Help your kids understand the importance of safety with these 5 kid-friendly tips.


While you may find it tempting to repeatedly remind your child to look both ways (and not at their phone screen) before crossing the street, or to be cautious when approached by a stranger, experts agree that the mistake parents often make when addressing issues of safety is over-lecturing.

“Kids today rarely respond well to the lecture, so keep any reminders brief and timed when there is no crisis, like before bedtime or over dinner,” says parenting expert, Dr. John Duffy and author of the best-selling book, The Available Parent.

Here are some of his expert tips on helping them stay safe.

Be playful.


This is especially important when it comes to younger kids. “Kids are far more likely to respond to a creative, playful method for addressing these issues,” says Dr. Duffy. You can even create a game of it, bringing up questions like, “OK, so what do you do when approached by a stranger? Answer, go!” Give treats or prizes for good answers. Even better? Get a few laughs with silly answers before coming to the right one.


Let them be the expert.


Give your kids some credit. Dr. Duffy affirms that children are savvy at finding information out on their own. “This doesn’t mean that they don’t need to practice rehearsing it, but often times you’re not teaching them something new. Let her tell you what she needs to do if she’s home alone or approached by a stranger. You may learn that she has a creative way to address the situation that you may not have otherwise thought of.”


Just label it.


Concerned about your child’s journey to-and-from school? Writing your child’s bus number and bus driver's name in their jacket or lunchbox is an indirect way of helping them remember. If they are walking home, keep a note in an inside pocket that reminds them what routes to take. These gentle reminders allow them to think for themselves, and feel safe knowing they have a backup if they forget.
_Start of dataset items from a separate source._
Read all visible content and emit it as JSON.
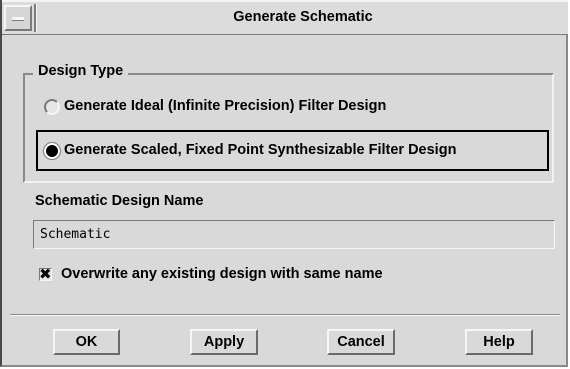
{
  "window": {
    "title": "Generate Schematic",
    "menu_icon": "window-menu-icon"
  },
  "design_type": {
    "label": "Design Type",
    "options": [
      {
        "label": "Generate Ideal (Infinite Precision) Filter Design",
        "selected": false
      },
      {
        "label": "Generate Scaled, Fixed Point Synthesizable Filter Design",
        "selected": true
      }
    ]
  },
  "schematic_name": {
    "label": "Schematic Design Name",
    "value": "Schematic"
  },
  "overwrite": {
    "label": "Overwrite any existing design with same name",
    "checked": true,
    "mark": "✖"
  },
  "buttons": {
    "ok": "OK",
    "apply": "Apply",
    "cancel": "Cancel",
    "help": "Help"
  }
}
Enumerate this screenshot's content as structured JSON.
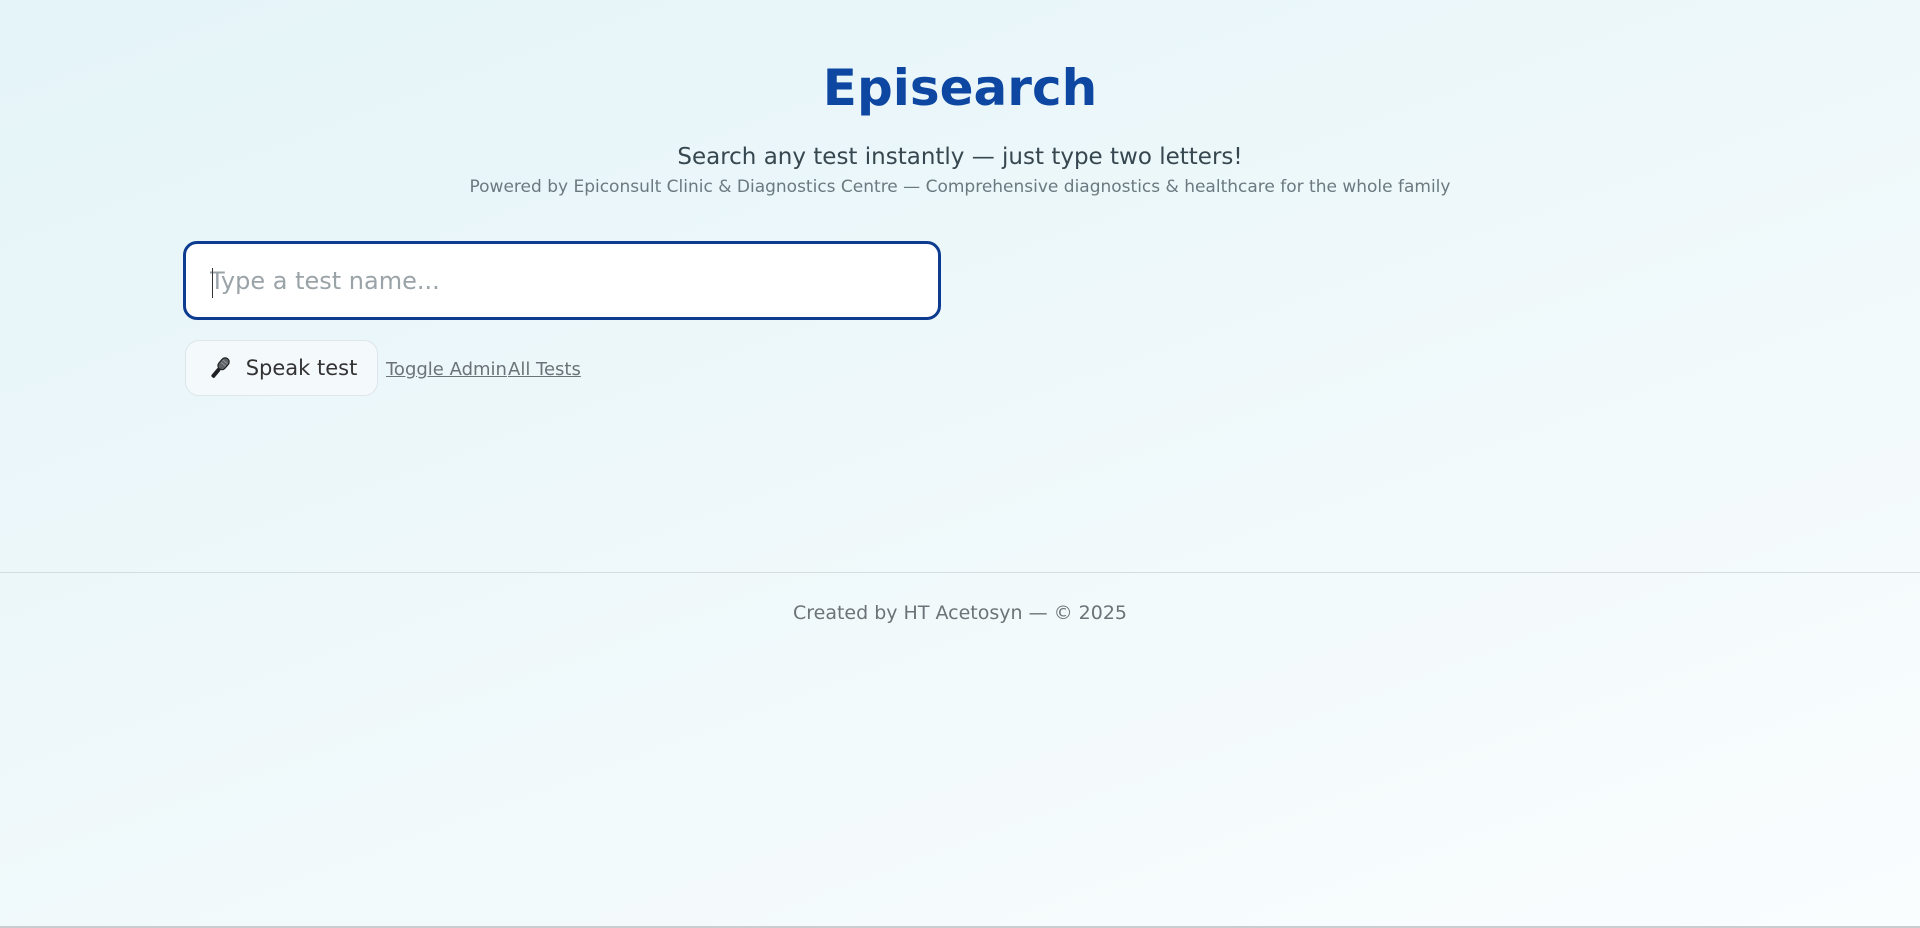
{
  "header": {
    "title": "Episearch",
    "tagline": "Search any test instantly — just type two letters!",
    "powered_by": "Powered by Epiconsult Clinic & Diagnostics Centre — Comprehensive diagnostics & healthcare for the whole family"
  },
  "search": {
    "placeholder": "Type a test name...",
    "value": ""
  },
  "actions": {
    "speak_label": "Speak test",
    "speak_icon": "microphone-icon",
    "toggle_admin": "Toggle Admin",
    "all_tests": "All Tests"
  },
  "footer": {
    "text": "Created by HT Acetosyn — © 2025"
  },
  "colors": {
    "accent": "#0d47a1",
    "input_border": "#0d3b8f",
    "background_start": "#e4f4f8",
    "background_end": "#fafdfe"
  }
}
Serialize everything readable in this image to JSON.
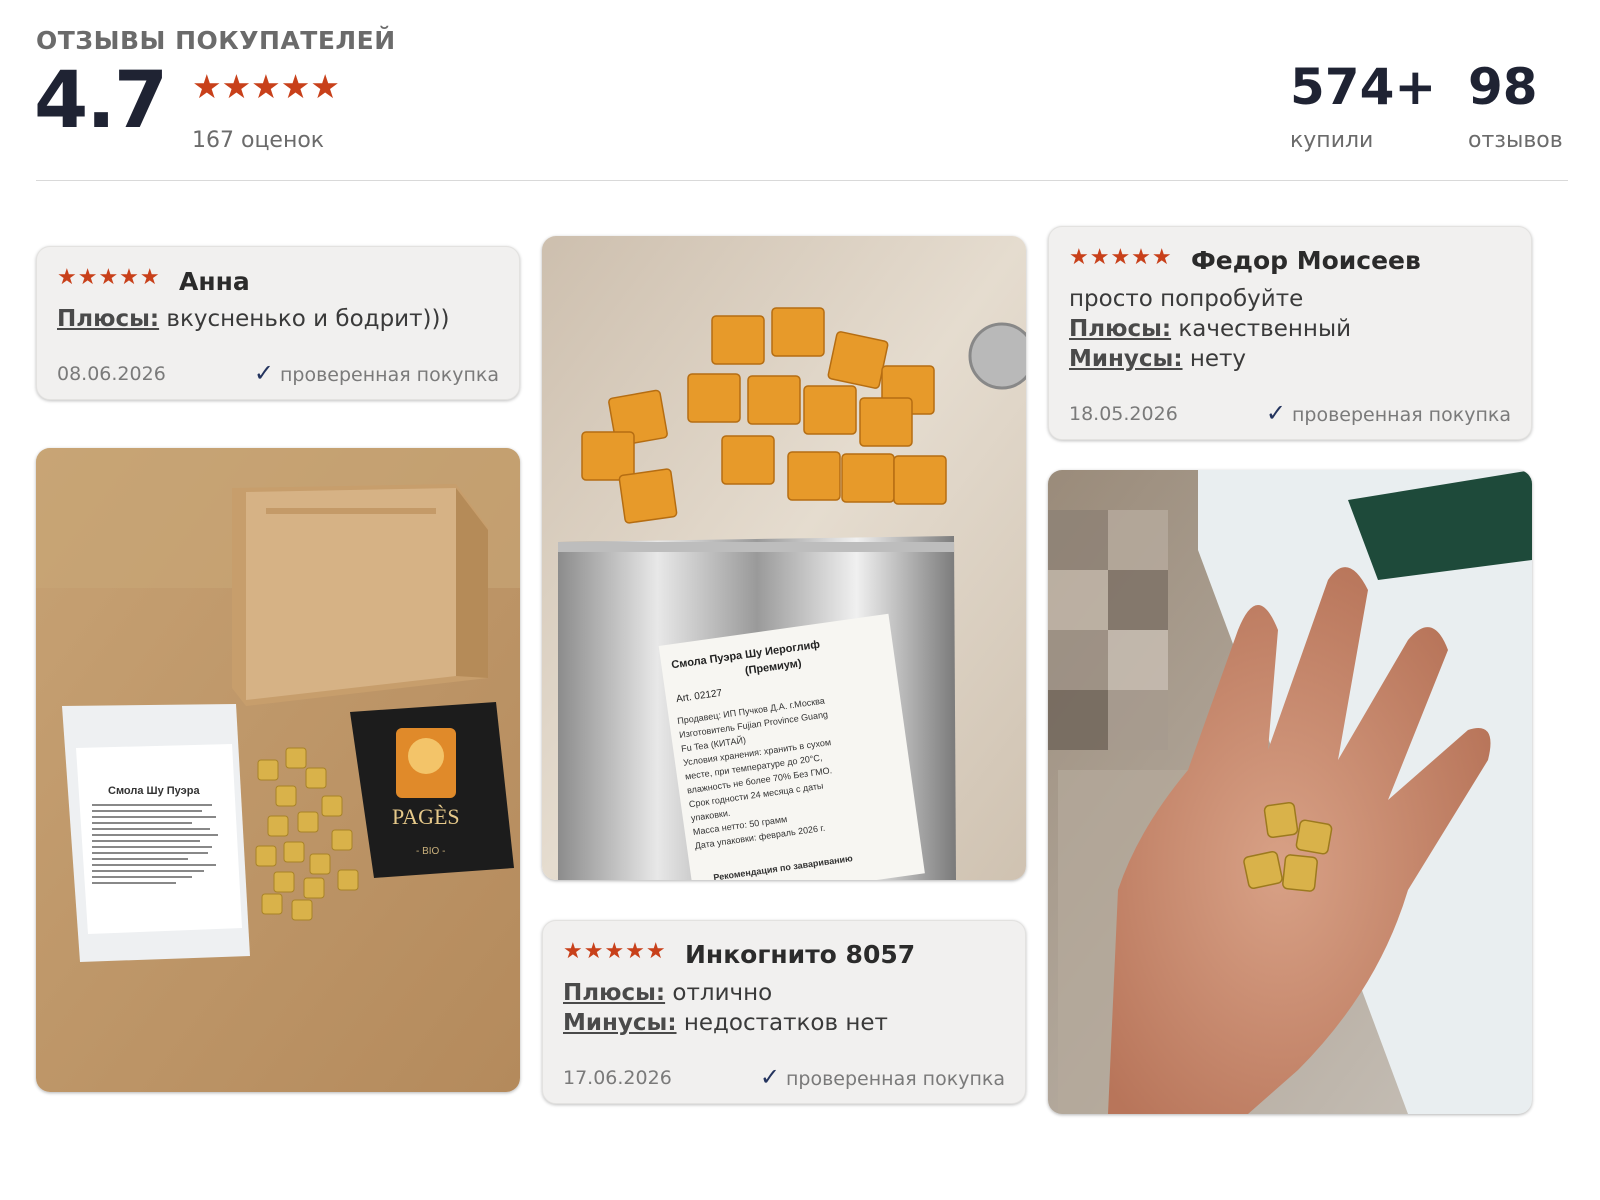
{
  "header": {
    "title": "ОТЗЫВЫ ПОКУПАТЕЛЕЙ",
    "rating": "4.7",
    "stars": "★★★★★",
    "ratings_count": "167 оценок",
    "bought_value": "574+",
    "bought_label": "купили",
    "reviews_value": "98",
    "reviews_label": "отзывов"
  },
  "reviews": [
    {
      "stars": "★★★★★",
      "author": "Анна",
      "pros_label": "Плюсы:",
      "pros": " вкусненько и бодрит)))",
      "date": "08.06.2026",
      "verified": "проверенная покупка"
    },
    {
      "stars": "★★★★★",
      "author": "Федор Моисеев",
      "comment": "просто попробуйте",
      "pros_label": "Плюсы:",
      "pros": " качественный",
      "cons_label": "Минусы:",
      "cons": " нету",
      "date": "18.05.2026",
      "verified": "проверенная покупка"
    },
    {
      "stars": "★★★★★",
      "author": "Инкогнито 8057",
      "pros_label": "Плюсы:",
      "pros": " отлично",
      "cons_label": "Минусы:",
      "cons": " недостатков нет",
      "date": "17.06.2026",
      "verified": "проверенная покупка"
    }
  ],
  "photos": {
    "box_photo": {
      "pouch_title": "Смола Шу Пуэра",
      "sachet_brand": "PAGÈS",
      "sachet_bio": "- BIO -"
    },
    "bag_photo": {
      "label_title": "Смола Пуэра Шу Иероглиф",
      "label_subtitle": "(Премиум)",
      "label_art": "Art. 02127",
      "label_lines": [
        "Продавец: ИП Пучков Д.А. г.Москва",
        "Изготовитель Fujian Province Guang",
        "Fu Tea (КИТАЙ)",
        "Условия хранения: хранить в сухом",
        "месте, при температуре до 20°С,",
        "влажность не более 70% Без ГМО.",
        "Срок годности 24 месяца с даты",
        "упаковки.",
        "Масса нетто: 50 грамм",
        "Дата упаковки: февраль 2026 г."
      ],
      "label_footer": "Рекомендация по завариванию"
    },
    "hand_photo": {}
  },
  "colors": {
    "star": "#c8401a",
    "check": "#24345e",
    "card_bg": "#f1f0ef"
  }
}
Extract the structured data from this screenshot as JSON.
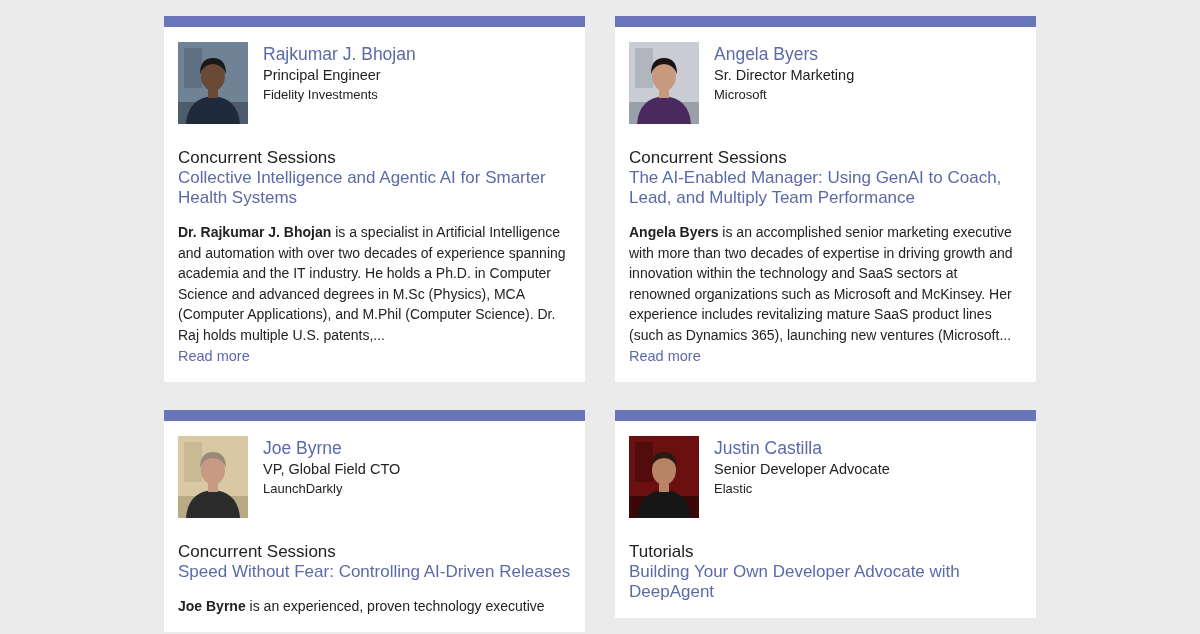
{
  "speakers": [
    {
      "name": "Rajkumar J. Bhojan",
      "title": "Principal Engineer",
      "company": "Fidelity Investments",
      "session_type": "Concurrent Sessions",
      "session_title": "Collective Intelligence and Agentic AI for Smarter Health Systems",
      "bio": "**Dr. Rajkumar J. Bhojan** is a specialist in Artificial Intelligence and automation with over two decades of experience spanning academia and the IT industry. He holds a Ph.D. in Computer Science and advanced degrees in M.Sc (Physics), MCA (Computer Applications), and M.Phil (Computer Science). Dr. Raj holds multiple U.S. patents,...",
      "read_more": "Read more"
    },
    {
      "name": "Angela Byers",
      "title": "Sr. Director Marketing",
      "company": "Microsoft",
      "session_type": "Concurrent Sessions",
      "session_title": "The AI-Enabled Manager: Using GenAI to Coach, Lead, and Multiply Team Performance",
      "bio": "**Angela Byers** is an accomplished senior marketing executive with more than two decades of expertise in driving growth and innovation within the technology and SaaS sectors at renowned organizations such as Microsoft and McKinsey. Her experience includes revitalizing mature SaaS product lines (such as Dynamics 365), launching new ventures (Microsoft...",
      "read_more": "Read more"
    },
    {
      "name": "Joe Byrne",
      "title": "VP, Global Field CTO",
      "company": "LaunchDarkly",
      "session_type": "Concurrent Sessions",
      "session_title": "Speed Without Fear: Controlling AI-Driven Releases",
      "bio": "**Joe Byrne** is an experienced, proven technology executive"
    },
    {
      "name": "Justin Castilla",
      "title": "Senior Developer Advocate",
      "company": "Elastic",
      "session_type": "Tutorials",
      "session_title": "Building Your Own Developer Advocate with DeepAgent"
    }
  ]
}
Keep instructions short and easy.


Most kids won’t remember the drawn-out details. Dr. Duffy suggests that passwords be an acronym that the whole family can memorize, regardless of age. “One family realized that their password translated into the word BURP. As you might guess, none of the kids will ever forget it,” he says.


Embrace being wired.


Dr. Duffy encourages parents to have their kids make good use of their electronics. “Integrating technology into your safety plan is critical,” he says. “When I gave a password, keyword or lock code, one child plugged it into Notes on her phone, even having the wherewithal to add a phony title, naming it: grocery list for mom.”